Investigation of the effects of different array forms and float shapes on the hydrodynamic characteristics of floating photovoltaic systems under nearshore infragravity waves

Abstract

As nations worldwide continue advancing sustainable energy initiatives, nearshore floating photovoltaic (FPV) systems have emerged as promising solutions in green energy development. Among these, FPV systems based on frame structures stand out for their lightweight design and modular, detachable configurations, offering extensive application potential. This study examines how different array configurations and float shapes influence the hydrodynamic performance of FPV systems, aiming to identify optimal structural designs for nearshore infragravity wave conditions.

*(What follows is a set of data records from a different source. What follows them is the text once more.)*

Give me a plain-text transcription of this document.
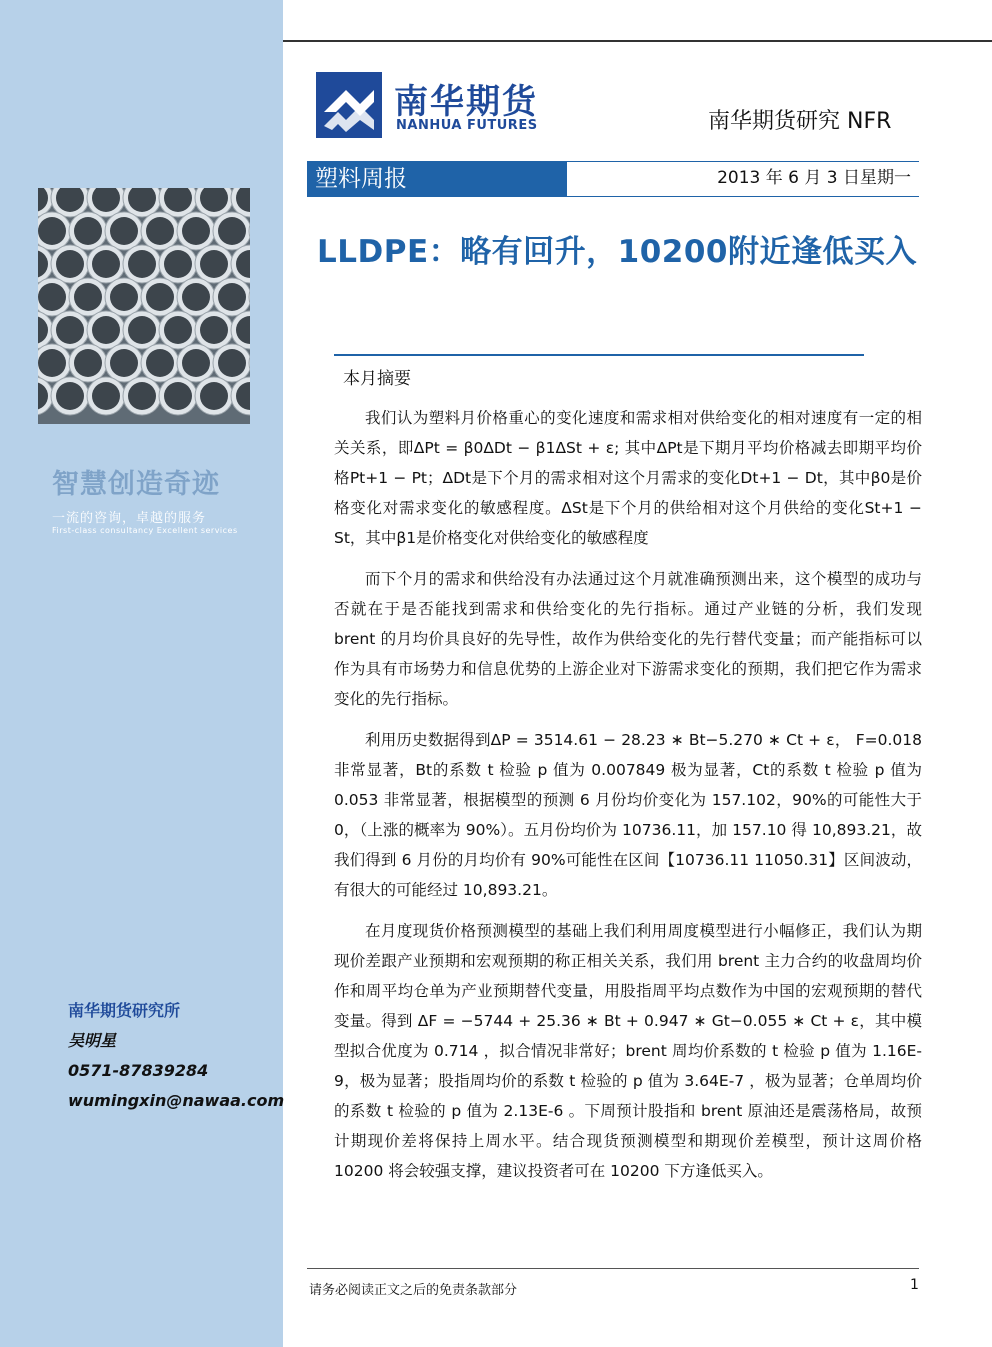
智慧创造奇迹
一流的咨询，卓越的服务
First-class consultancy Excellent services
南华期货研究所
吴明星
0571-87839284
wumingxin@nawaa.com
南华期货
NANHUA FUTURES	南华期货研究 NFR
塑料周报	2013 年 6 月 3 日星期一
LLDPE：略有回升，10200附近逢低买入
本月摘要

我们认为塑料月价格重心的变化速度和需求相对供给变化的相对速度有一定的相关关系，即ΔPt = β0ΔDt − β1ΔSt + ε; 其中ΔPt是下期月平均价格减去即期平均价格Pt+1 − Pt；ΔDt是下个月的需求相对这个月需求的变化Dt+1 − Dt，其中β0是价格变化对需求变化的敏感程度。ΔSt是下个月的供给相对这个月供给的变化St+1 − St，其中β1是价格变化对供给变化的敏感程度

而下个月的需求和供给没有办法通过这个月就准确预测出来，这个模型的成功与否就在于是否能找到需求和供给变化的先行指标。通过产业链的分析，我们发现 brent 的月均价具良好的先导性，故作为供给变化的先行替代变量；而产能指标可以作为具有市场势力和信息优势的上游企业对下游需求变化的预期，我们把它作为需求变化的先行指标。

利用历史数据得到ΔP = 3514.61 − 28.23 ∗ Bt−5.270 ∗ Ct + ε， F=0.018 非常显著，Bt的系数 t 检验 p 值为 0.007849 极为显著，Ct的系数 t 检验 p 值为 0.053 非常显著，根据模型的预测 6 月份均价变化为 157.102，90%的可能性大于 0，（上涨的概率为 90%）。五月份均价为 10736.11，加 157.10 得 10,893.21，故我们得到 6 月份的月均价有 90%可能性在区间【10736.11 11050.31】区间波动，有很大的可能经过 10,893.21。

在月度现货价格预测模型的基础上我们利用周度模型进行小幅修正，我们认为期现价差跟产业预期和宏观预期的称正相关关系，我们用 brent 主力合约的收盘周均价作和周平均仓单为产业预期替代变量，用股指周平均点数作为中国的宏观预期的替代变量。得到 ΔF = −5744 + 25.36 ∗ Bt + 0.947 ∗ Gt−0.055 ∗ Ct + ε，其中模型拟合优度为 0.714 ，拟合情况非常好；brent 周均价系数的 t 检验 p 值为 1.16E-9，极为显著；股指周均价的系数 t 检验的 p 值为 3.64E-7 ，极为显著；仓单周均价的系数 t 检验的 p 值为 2.13E-6 。下周预计股指和 brent 原油还是震荡格局，故预计期现价差将保持上周水平。结合现货预测模型和期现价差模型，预计这周价格 10200 将会较强支撑，建议投资者可在 10200 下方逢低买入。

请务必阅读正文之后的免责条款部分	1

To validate the numerical methodology employed, two experimental models were simulated, revealing strong agreement between the numerical and experimental results. For this validation, three array types (rectangle, hexagon, and triangle) and three float shapes (box, cylinder, and sphere) were designed following the equivalent principles of displacement, water-plane area, and panel count. Hydrodynamic analyses were conducted for various moored FPV systems to assess their motion responses under three distinct wave headings. The results indicate that array configurations exert a more pronounced effect on motion responses than float shapes do. Among the designs, the triangular array with spherical floats exhibited the most stable motion performance. On the basis of these findings, a novel FPV configuration was proposed, which achieves improved hydrodynamic performance under nearshore infrared wave conditions.